Quatro momentos em que religiosos brasileiros contestaram o poder
Quatro momentos em que religiosos brasileiros contestaram o poder
14/setembro/2023 por Lincoln César
Compartilhe
Assim como na Argentina, em que o cardeal Jorge Bergoglio, hoje papa Francisco, teve de se mover em meio às atrocidades do regime militar – o cardeal teria protegido diversos padres, embora haja também acusações de colaboração –, muitos religiosos brasileiros bateram de frente com a ditadura. Um momento bastante cinematográfico, pode-se dizer, ao arriscarem a batina e a vida, foi durante a missa de sétimo dia que celebrou a morte do estudante Edson Luís, de 17 anos, abatido pela polícia em meio a uma manifestação contra a carestia no Rio. A morte de Edson desencadearia a gigantesca marcha dos 100 mil e, paradoxalmente, daria força para a decretação, em dezembro de 1968, do famigerado Ato Institucional 5, o AI-5. Mas de volta aos padres: o Exército havia proibido atos públicos e cercou a igreja da Candelária, a que mais de 600 pessoas compareceram para prestar a última homenagem ao estudante. Centenas de soldados da cavalaria da PM então cercaram o templo, dispostos, talvez, a baixar o sarrafo nos fiéis. Quinze padres então deram-se as mãos, organizando um corredor para que todos pudessem sair da missa em segurança.
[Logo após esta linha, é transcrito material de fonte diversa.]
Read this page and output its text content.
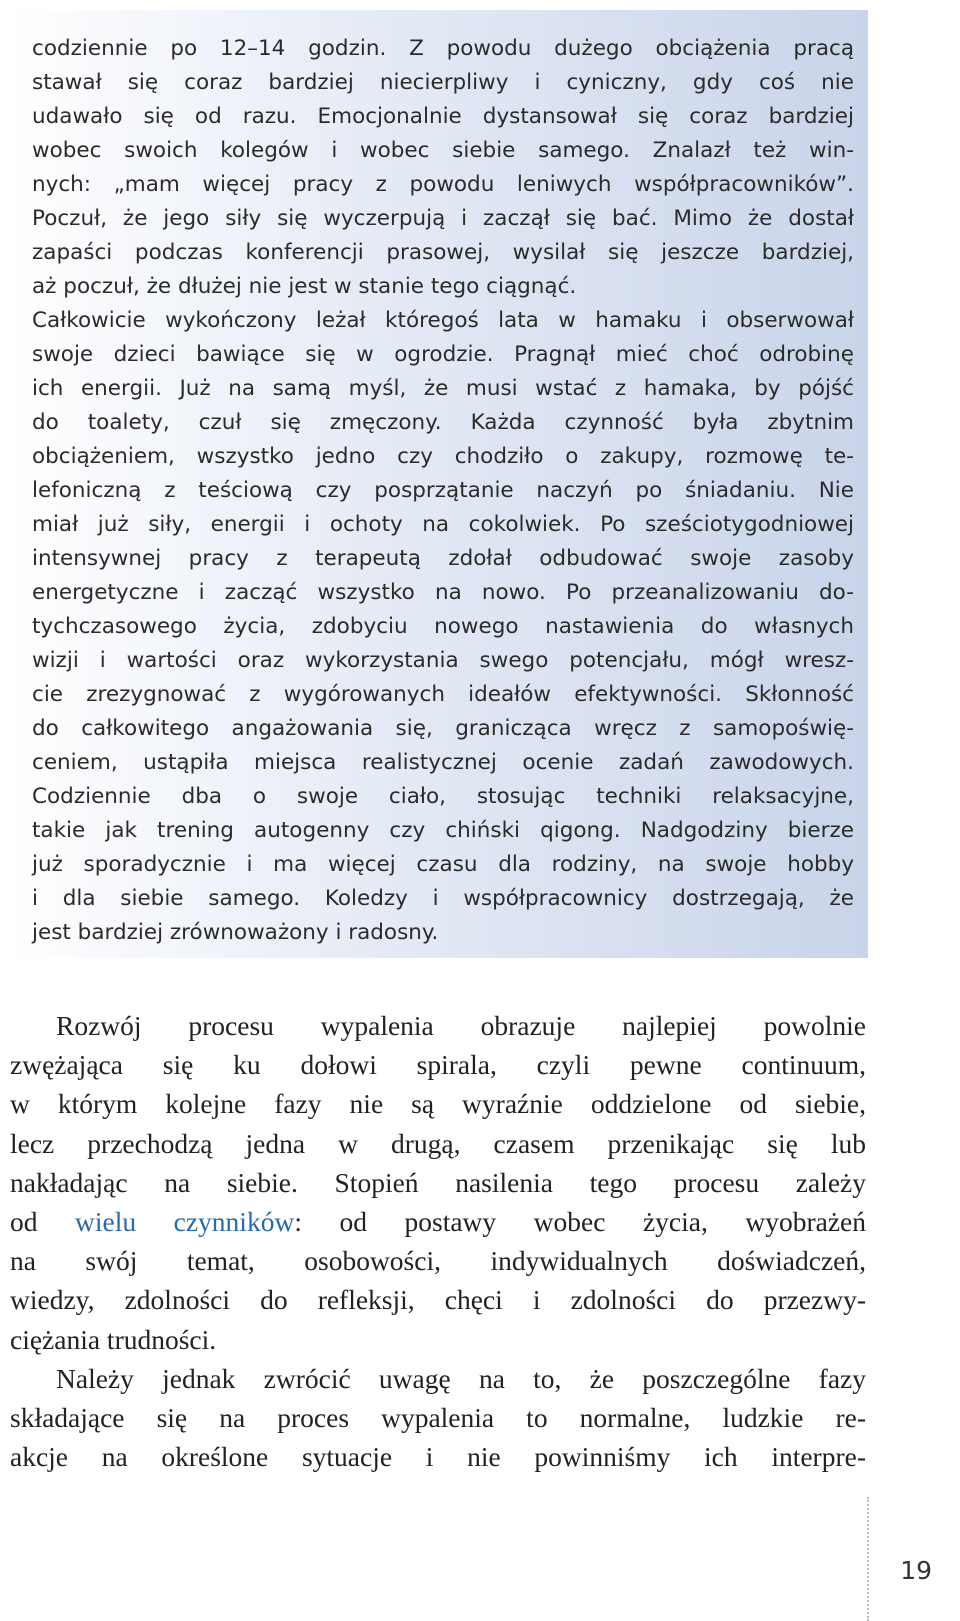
codziennie po 12–14 godzin. Z powodu dużego obciążenia pracą
stawał się coraz bardziej niecierpliwy i cyniczny, gdy coś nie
udawało się od razu. Emocjonalnie dystansował się coraz bardziej
wobec swoich kolegów i wobec siebie samego. Znalazł też win-
nych: „mam więcej pracy z powodu leniwych współpracowników”.
Poczuł, że jego siły się wyczerpują i zaczął się bać. Mimo że dostał
zapaści podczas konferencji prasowej, wysilał się jeszcze bardziej,
aż poczuł, że dłużej nie jest w stanie tego ciągnąć.
Całkowicie wykończony leżał któregoś lata w hamaku i obserwował
swoje dzieci bawiące się w ogrodzie. Pragnął mieć choć odrobinę
ich energii. Już na samą myśl, że musi wstać z hamaka, by pójść
do toalety, czuł się zmęczony. Każda czynność była zbytnim
obciążeniem, wszystko jedno czy chodziło o zakupy, rozmowę te-
lefoniczną z teściową czy posprzątanie naczyń po śniadaniu. Nie
miał już siły, energii i ochoty na cokolwiek. Po sześciotygodniowej
intensywnej pracy z terapeutą zdołał odbudować swoje zasoby
energetyczne i zacząć wszystko na nowo. Po przeanalizowaniu do-
tychczasowego życia, zdobyciu nowego nastawienia do własnych
wizji i wartości oraz wykorzystania swego potencjału, mógł wresz-
cie zrezygnować z wygórowanych ideałów efektywności. Skłonność
do całkowitego angażowania się, granicząca wręcz z samopoświę-
ceniem, ustąpiła miejsca realistycznej ocenie zadań zawodowych.
Codziennie dba o swoje ciało, stosując techniki relaksacyjne,
takie jak trening autogenny czy chiński qigong. Nadgodziny bierze
już sporadycznie i ma więcej czasu dla rodziny, na swoje hobby
i dla siebie samego. Koledzy i współpracownicy dostrzegają, że
jest bardziej zrównoważony i radosny.
Rozwój procesu wypalenia obrazuje najlepiej powolnie
zwężająca się ku dołowi spirala, czyli pewne continuum,
w którym kolejne fazy nie są wyraźnie oddzielone od siebie,
lecz przechodzą jedna w drugą, czasem przenikając się lub
nakładając na siebie. Stopień nasilenia tego procesu zależy
od wielu czynników: od postawy wobec życia, wyobrażeń
na swój temat, osobowości, indywidualnych doświadczeń,
wiedzy, zdolności do refleksji, chęci i zdolności do przezwy-
ciężania trudności.
Należy jednak zwrócić uwagę na to, że poszczególne fazy
składające się na proces wypalenia to normalne, ludzkie re-
akcje na określone sytuacje i nie powinniśmy ich interpre-
19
Como escrevem em Brasil: uma Biografia as autoras Lilia Schwarcz e Heloisa Starling, o crítico literário Otto Maria Carpeaux “gaguejou, emocionado: ‘Inesquecível, padres’.” (Crédito: IEA/USP)
Outra missa em memória de um estudante morto pela ditadura, Alexandre Vannucchi Leme, desta vez em São Paulo, em 1973, na catedral da Sé, levou a outro grande cerco da polícia a um templo. A missa oficiada pelo cardeal dom Paulo Evaristo Arns, com a ajuda de outros 24 padres reuniu 3 mil estudantes. Dom Paulo, contudo, seria mais lembrado pelo ato ecumênico que celebrou junto com o pastor presbiteriano James Wright e com os rabinos Henry Sobel e Marcelo Rittner. Os religiosos e cerca de 8 mil pessoas se juntaram pela memória do jornalista Vladimir Herzog, assassinado nas dependências militares paulistanas onde se praticava a tortura. O Exército alegou tratar-se de suicídio, ainda que Herzog, intimado na noite anterior em seu trabalho, na TV Cultura, tenha ido espontaneamente à sede do chamado Doi-Codi no dia de sua morte. Sobel reafirmou que o judeu Herzog havia sido morto pela ditadura, indicando que seu sepultamento não se daria na área destinada aos suicidas do cemitério Israelita. O culto ecumênico em memória do jornalista, também na catedral da Sé, com gente se espalhando pelo adro e pelas laterais da igreja, foi um ponto de inflexão na barbárie daqueles anos, vindo a desembocar, ainda que muitos anos depois, na redemocratização. (Crédito: Acervo SJSP)
Numa das igrejas de arquitetura mais bonita e arrojada do Brasil, a de São Domingos, em São Paulo, assinada pelo alemão Franz Heep (dos edifícios paulistanos Itália e Jaraguá), foram celebradas algumas das missas mais engajadas – perdão pelo termo um tanto démodé – da cidade. A paróquia foi a “capital” dos dominicanos, que se envolveram diretamente nos movimentos de oposição à ditadura, em alguns casos com desfechos violentos e melancólicos. A ALN (Ação Libertadora Nacional), de Carlos Marighella, teve apoio entusiasmado dos religiosos, que tinham atribulada vida “civil”, mantendo outros empregos ou estudando em universidades. Em entrevista à Folha de S.Paulo em 1998, o dominicano frei Betto, expoente da Teologia da Libertação, disse que pela igreja passaram figuras perseguidas pelo regime como José Dirceu e Vladimir Palmeira, e que, ainda que seus companheiros não tivessem “pegado em armas”, eles davam guarida e mesmo suporte logístico e financeiro aos procurados. Sete freis, entre eles Betto, foram presos em novembro de 1969, e alguns deles foram barbaramente torturados. A morte de Marighella é vinculada à delação sob tortura de dois desses dominicanos, versão que Betto não contesta, mas relativiza, inserindo participação ativa da CIA no processo. O livro que ele escreveu, Batismo de Sangue, tornou-se filme em 2007, com Caio Blat e Daniel Oliveira no elenco, e protagonismo na narrativa de frei Tito, o único religioso do grupo que não acabou condenado em São Paulo, mas exilado, em Paris. Assombrado pelo que viveu, acabou se suicidando. (Crédito: Reprodução)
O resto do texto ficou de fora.